Abolitionists William Still, Sojourner Truth, William Loyd Garrison, unidentified male and female slaves, and Black Union soldiers in front of American flag

European colonists expanded slavery by forcing Africans to come to the Americas.

 

What Else Should My Students Know?

13.A The African continent has always been full of diverse and thriving societies with rich histories and traditions, but slavery adversely affected every community that it touched.

13.B At least 12.5 million Africans were captured and forced into ships going to the Americas, most arriving in the Caribbean, South America and Central America, where they were sold. One in four of these enslaved people were children.
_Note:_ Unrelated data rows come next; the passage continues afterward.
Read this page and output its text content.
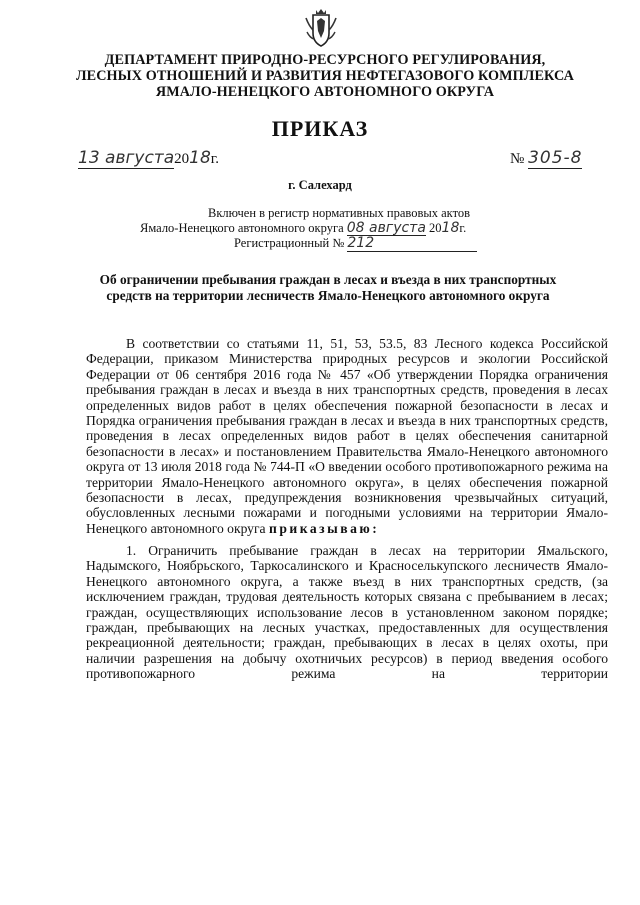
ДЕПАРТАМЕНТ ПРИРОДНО-РЕСУРСНОГО РЕГУЛИРОВАНИЯ,
ЛЕСНЫХ ОТНОШЕНИЙ И РАЗВИТИЯ НЕФТЕГАЗОВОГО КОМПЛЕКСА
ЯМАЛО-НЕНЕЦКОГО АВТОНОМНОГО ОКРУГА
ПРИКАЗ
13 августа2018г.	№ 305-8
г. Салехард
Включен в регистр нормативных правовых актов
Ямало-Ненецкого автономного округа 08 августа 2018г.
Регистрационный № 212
Об ограничении пребывания граждан в лесах и въезда в них транспортных средств на территории лесничеств Ямало-Ненецкого автономного округа
В соответствии со статьями 11, 51, 53, 53.5, 83 Лесного кодекса Российской Федерации, приказом Министерства природных ресурсов и экологии Российской Федерации от 06 сентября 2016 года № 457 «Об утверждении Порядка ограничения пребывания граждан в лесах и въезда в них транспортных средств, проведения в лесах определенных видов работ в целях обеспечения пожарной безопасности в лесах и Порядка ограничения пребывания граждан в лесах и въезда в них транспортных средств, проведения в лесах определенных видов работ в целях обеспечения санитарной безопасности в лесах» и постановлением Правительства Ямало-Ненецкого автономного округа от 13 июля 2018 года № 744-П «О введении особого противопожарного режима на территории Ямало-Ненецкого автономного округа», в целях обеспечения пожарной безопасности в лесах, предупреждения возникновения чрезвычайных ситуаций, обусловленных лесными пожарами и погодными условиями на территории Ямало-Ненецкого автономного округа приказываю:
1. Ограничить пребывание граждан в лесах на территории Ямальского, Надымского, Ноябрьского, Таркосалинского и Красноселькупского лесничеств Ямало-Ненецкого автономного округа, а также въезд в них транспортных средств, (за исключением граждан, трудовая деятельность которых связана с пребыванием в лесах; граждан, осуществляющих использование лесов в установленном законом порядке; граждан, пребывающих на лесных участках, предоставленных для осуществления рекреационной деятельности; граждан, пребывающих в лесах в целях охоты, при наличии разрешения на добычу охотничьих ресурсов) в период введения особого противопожарного режима на территории
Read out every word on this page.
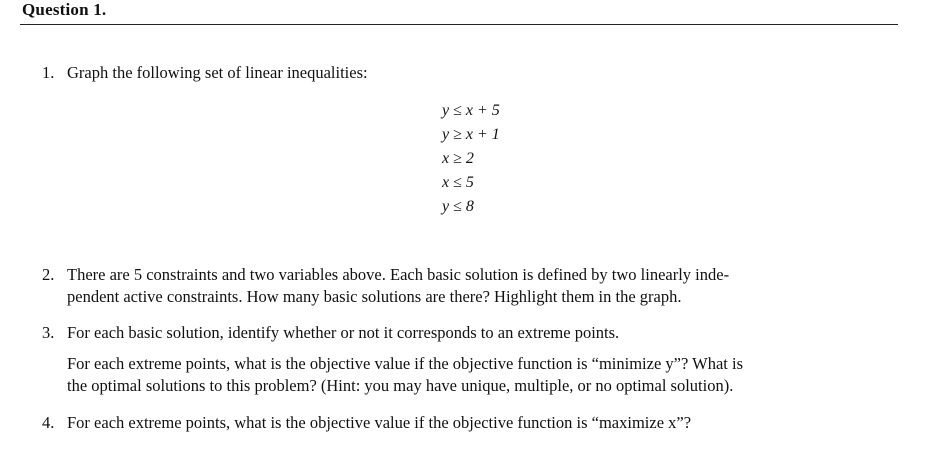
Question 1.
1. Graph the following set of linear inequalities:
y ≤ x + 5
y ≥ x + 1
x ≥ 2
x ≤ 5
y ≤ 8
2. There are 5 constraints and two variables above. Each basic solution is defined by two linearly inde-
pendent active constraints. How many basic solutions are there? Highlight them in the graph.
3. For each basic solution, identify whether or not it corresponds to an extreme points.
For each extreme points, what is the objective value if the objective function is “minimize y”? What is
the optimal solutions to this problem? (Hint: you may have unique, multiple, or no optimal solution).
4. For each extreme points, what is the objective value if the objective function is “maximize x”?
13.C Enslaved Africans came from many places, including the continental interior. They then endured the Middle Passage‚ the voyage of enslaved people from the west coast of Africa to the Americas. Nearly half of captured Africans died in the journey from their home countries to the Americas.

 

How Can I Teach This?

  • Compare historical and contemporary maps of African nations. Students should identify different communities and map the ways that their boundaries and locations have changed.
  • Using world maps, students should locate major colonial powers and trace their global trading routes. They should learn that European countries claimed land all over the world, including in the Americas. The colonial powers took other peoples’ resources, including human labor, to make their own countries rich.
  • Teach about the Middle Passage. Books such as The Kidnapped Prince, Amistad: The Story of a Slave Ship and From Slave Ship to Freedom Road will help to center the humanity of enslaved people. The diagram “Stowage on the Slave Ship Brookes, 1788” represents 18th-century guidelines for transporting enslaved people during the Middle Passage. This document was created and used by abolitionists to show that even regulated conditions were inhumane.
  • Integrate with state history: As you examine the economic development of your own state, look for connections to slavery. Finding and exploring connections to the history of your state or territory will help students to understand that the history of enslavement is American history and not only regional, African American history or Indigenous history.